第48話 爆縮フルスイング

 物質の存在そのものに介入する。

 それがツァトゥグアの力であり、アースの力だ。


 圧縮された小石の質量は、特殊な力場によってこの世界のことわりから隔離されている。その隔離された力場の内部で、小石が圧縮されている。


 で、石なんか小さくしてどうするかって話。


 例えば地球。

 地球であれば、ビー玉ほどの大きさで行けるらしい。そこまで圧縮すれば、体積当たりの質量は存在限界を超える。物理法則が破綻し、質量あたりの体積が限りなく0となる。すると存在が反転するんだ。


 光も逃さない特異点、いわゆるブラックホールになる。


 同じことを小石でする。もちろん元の質量が違う。だから圧縮率を上げる。この世の理では決してなしえない、神の力による理外の存在圧縮だ。


 撃ちだした小石が、敵に向かう。


 炎の巨人たちに接着したと同時に、小石ははじけ爆発に変わった。だけどそれも一瞬だ。爆発は映像の巻き戻しのように高速で収束する。


 虹色に輝く光球。

 臨界間際の特殊力場。それが崩れ始める。


 それが周囲に急激な影響をあたえる。


 最初に反応したのは流動性の高い空気だった。風が逆巻く。急に低下した気圧で酷い耳鳴りが始まり、出現した特異点に向っての風が吹いた。

 

 巨人たちは、その風にあおられる。


 崩壊が進む力場。それに従い現れるのは豆粒程度の黒。ちいさいが圧倒的な質量を誇るそれ。禁断の特異点。

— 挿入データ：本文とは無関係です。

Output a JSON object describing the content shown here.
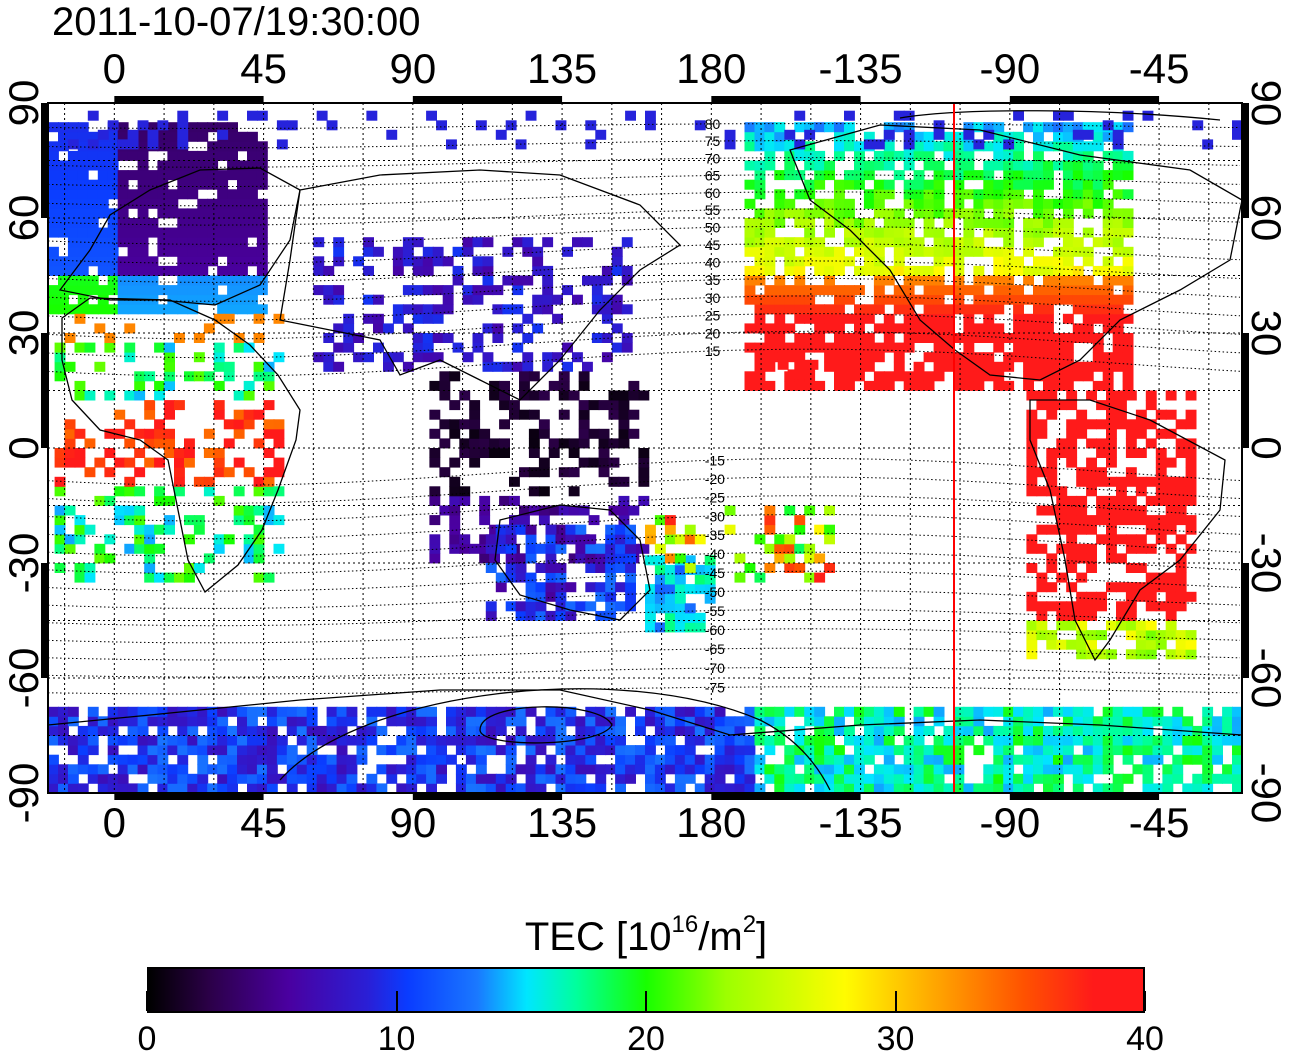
{
  "timestamp": "2011-10-07/19:30:00",
  "longitude_ticks": [
    "0",
    "45",
    "90",
    "135",
    "180",
    "-135",
    "-90",
    "-45"
  ],
  "latitude_ticks": [
    "90",
    "60",
    "30",
    "0",
    "-30",
    "-60",
    "-90"
  ],
  "dip_latitude_labels": [
    "80",
    "75",
    "70",
    "65",
    "60",
    "55",
    "50",
    "45",
    "40",
    "35",
    "30",
    "25",
    "20",
    "15",
    "-15",
    "-20",
    "-25",
    "-30",
    "-35",
    "-40",
    "-45",
    "-50",
    "-55",
    "-60",
    "-65",
    "-70",
    "-75"
  ],
  "colorbar": {
    "label_prefix": "TEC  [10",
    "label_exp": "16",
    "label_mid": "/m",
    "label_exp2": "2",
    "label_suffix": "]",
    "ticks": [
      "0",
      "10",
      "20",
      "30",
      "40"
    ],
    "min": 0,
    "max": 40
  },
  "map_data": {
    "type": "heatmap",
    "projection": "equirectangular",
    "lon_range": [
      -20,
      340
    ],
    "lat_range": [
      -90,
      90
    ],
    "terminator_longitude": -113,
    "regions": [
      {
        "name": "north-america",
        "tec": 27
      },
      {
        "name": "south-america",
        "tec": 40
      },
      {
        "name": "europe",
        "tec": 10
      },
      {
        "name": "africa",
        "tec": 30
      },
      {
        "name": "east-asia",
        "tec": 7
      },
      {
        "name": "southeast-asia",
        "tec": 1
      },
      {
        "name": "australia",
        "tec": 8
      },
      {
        "name": "new-zealand",
        "tec": 14
      },
      {
        "name": "antarctica-east",
        "tec": 8
      },
      {
        "name": "antarctica-west",
        "tec": 15
      }
    ],
    "colors": {
      "terminator": "#ff0000",
      "frame": "#000000"
    }
  }
}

 深淵の地表に徐々に現れすべてを飲み込む廃棄孔。力場の消失は徐々に進む。一瞬でやると、俺たちまでも飲み込んじまうからな。窮極のゴミ箱の蓋を開けるときは徐々にだ。


 地獄の蓋が開く――。


「グら、グららららららララァァァァアアアア!!」


 周囲にいた炎の巨人たちが、両手を上げた奇怪なダンスを踊りながら、飲み込まれていく。光さえも通さない絶対重力径の狭間が黒く光る。

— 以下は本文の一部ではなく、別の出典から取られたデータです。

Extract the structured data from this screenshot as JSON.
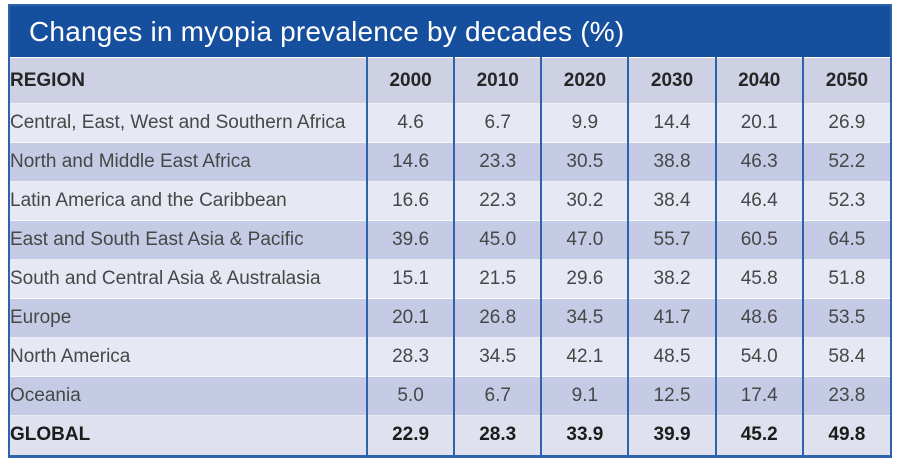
{
  "title": "Changes in myopia prevalence by decades (%)",
  "colors": {
    "title_bg": "#164f9e",
    "title_text": "#ffffff",
    "border_blue": "#2f62ad",
    "header_bg": "#cdd1e3",
    "row_light": "#e6e8f3",
    "row_dark": "#c5cbe4",
    "global_row_bg": "#dfe2ee",
    "body_text": "#474747",
    "header_text": "#262626"
  },
  "table": {
    "region_header": "REGION",
    "year_headers": [
      "2000",
      "2010",
      "2020",
      "2030",
      "2040",
      "2050"
    ],
    "rows": [
      {
        "region": "Central, East, West and Southern Africa",
        "values": [
          "4.6",
          "6.7",
          "9.9",
          "14.4",
          "20.1",
          "26.9"
        ],
        "bold": false
      },
      {
        "region": "North and Middle East Africa",
        "values": [
          "14.6",
          "23.3",
          "30.5",
          "38.8",
          "46.3",
          "52.2"
        ],
        "bold": false
      },
      {
        "region": "Latin America and the Caribbean",
        "values": [
          "16.6",
          "22.3",
          "30.2",
          "38.4",
          "46.4",
          "52.3"
        ],
        "bold": false
      },
      {
        "region": "East and South East Asia & Pacific",
        "values": [
          "39.6",
          "45.0",
          "47.0",
          "55.7",
          "60.5",
          "64.5"
        ],
        "bold": false
      },
      {
        "region": "South and Central Asia & Australasia",
        "values": [
          "15.1",
          "21.5",
          "29.6",
          "38.2",
          "45.8",
          "51.8"
        ],
        "bold": false
      },
      {
        "region": "Europe",
        "values": [
          "20.1",
          "26.8",
          "34.5",
          "41.7",
          "48.6",
          "53.5"
        ],
        "bold": false
      },
      {
        "region": "North America",
        "values": [
          "28.3",
          "34.5",
          "42.1",
          "48.5",
          "54.0",
          "58.4"
        ],
        "bold": false
      },
      {
        "region": "Oceania",
        "values": [
          "5.0",
          "6.7",
          "9.1",
          "12.5",
          "17.4",
          "23.8"
        ],
        "bold": false
      },
      {
        "region": "GLOBAL",
        "values": [
          "22.9",
          "28.3",
          "33.9",
          "39.9",
          "45.2",
          "49.8"
        ],
        "bold": true
      }
    ]
  },
  "chart_data": {
    "type": "table",
    "title": "Changes in myopia prevalence by decades (%)",
    "columns": [
      "REGION",
      "2000",
      "2010",
      "2020",
      "2030",
      "2040",
      "2050"
    ],
    "rows": [
      [
        "Central, East, West and Southern Africa",
        4.6,
        6.7,
        9.9,
        14.4,
        20.1,
        26.9
      ],
      [
        "North and Middle East Africa",
        14.6,
        23.3,
        30.5,
        38.8,
        46.3,
        52.2
      ],
      [
        "Latin America and the Caribbean",
        16.6,
        22.3,
        30.2,
        38.4,
        46.4,
        52.3
      ],
      [
        "East and South East Asia & Pacific",
        39.6,
        45.0,
        47.0,
        55.7,
        60.5,
        64.5
      ],
      [
        "South and Central Asia & Australasia",
        15.1,
        21.5,
        29.6,
        38.2,
        45.8,
        51.8
      ],
      [
        "Europe",
        20.1,
        26.8,
        34.5,
        41.7,
        48.6,
        53.5
      ],
      [
        "North America",
        28.3,
        34.5,
        42.1,
        48.5,
        54.0,
        58.4
      ],
      [
        "Oceania",
        5.0,
        6.7,
        9.1,
        12.5,
        17.4,
        23.8
      ],
      [
        "GLOBAL",
        22.9,
        28.3,
        33.9,
        39.9,
        45.2,
        49.8
      ]
    ],
    "notes": "Last row GLOBAL is a bold summary row; grid uses alternating lavender stripes with blue column separators"
  }
}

 シュバルツシルト径と呼ばれるその範囲を超えたらもう終わりなんだ。

 内部ではすべての物質が分解される。


 完全に蓋が開ききった瞬間、力場ごと、特異点は消え去った。

 数秒程度の出現。それで十分だ。長くする必要もない。半径二百メートルほどの範囲はあらかた飲み込まれて、そして消えたのだ。


 もう一度風が吹く。真空となった範囲に周囲の大気が吹き込む。

 それなりに距離を取った俺でも、思い切り踏みとどまらないと飛ばされてしまうほどだったが、それもすぐに止む。


 そんなようにして、クトゥグア戦はあっけなく終わった。


『この技の名はどうしますか?』

「ツァトグゥア流奥義、虚無孔落タイタンフォールとなずける」

『また無駄にカッコつけたものを……』

「いいだろ? 気分が上がるのが大切だ」


    ◆◆◆



「何にもなくなっちゃいましたね」


 元々見晴らしがよかった焦土は、さらに見晴らしがよくなっていた。

 大地も根こそぎ抉られているし、燃え残りの樹木から漂っていた煙や煤の匂いも一層されていた。


「どうよ。新技? かっこよかっただろ?」

「意味がわかんなかったです」


 どや顔で問うと、傍らのマツリカちゃんには、わりと真顔で返された。


「――でも、すごいと思いました。さすがお師匠さん」

「だろ」


 時間差で放たれた笑顔が割と刺さった。


『ご苦労だったアサヒ。作戦は次の段階に移る。条件はクリアされた。お前たちには、あれの中に入ってもらう』


 次のエイボンの指示だ。

 漆黒の球体は、ブラックホールの出現にも影響をうけなかった。クトゥグアたちがやられている間も、ただそこにあり続けたのだ。


「え、入るって……あれはナイアルラトホテップとかいう虚神なのではないんですの?」

「そうであると言えるし、そうでないとも言えるのでぇすね」


 シノンちゃんの疑問に、ドクターが続けた。


「昔、私たちはあれに入ったのでぇすよ。あれ自体はなんの攻撃も通らないただの幻影のようなものでしてねぇ。どうもあの中心に本体がいるようなのでぇすよね」


「入ったら驚くぜ。別空間になってるんだよ。光もない真っ暗闇でさ。そこでいきなり奇襲されるんだ」


「それ……危なくないんですか?」

「危ないな。だけどほかに方法がない」


 断言できたのは以前の調査データがあるからだ。


 俺たちのチームは突入する前に、外からありとあらゆる攻撃を試みた。だがなんの成果も得られなかった。だが内部からは、虚神の反応を感じる。


 だから、本体と会うためには、進まなければならないのだ。


『大丈夫だ。此度はサイクラノーシュの叡智が君たちを守る』


 ◆◆◆


『光よあれ』とエイボンが宣言する。

 どこまでも続くように思われた永遠の闇黒は、俺たちの周囲だけ、ぽっかりと白色の光で照らされた。


 足元は、つるりとしたすべすべの石で出来ていた。少し湿っていて粘度のある液体が表面に浮いている。まるで何かの動物の体内のような心持ち。


 黒の球体の中に入った俺たちがおかれたのはそのような状況だった。


『自分の身体の中に領域を持つものがいる。確かな存在のさかいを持たず世界に遍在し、曖昧に漂う虚神群。そのような者どもは、領域の中に核を持つのだ』


 カツカツと足音が響く。光で照らされた場所は一部だから、全員で手をつないで歩く。分断されないためだ。前回の時も円陣を汲んで進んだのだが、シスターナイアが円陣の中で安座間シーンを撃った。それで乱れてしまったんだ。


「大丈夫か、マツリカちゃん」

「……は、はい。大丈夫、です」


 俺は左手にマツリカちゃんと手つなぎ歩いている。マツリカちゃんの逆サイドには、ドクターを抱えたシノンちゃんが歩く。


 手を取ってからというもの、マツリカちゃんが黙りこくった。

 どうもソワソワしているみたいにも見える。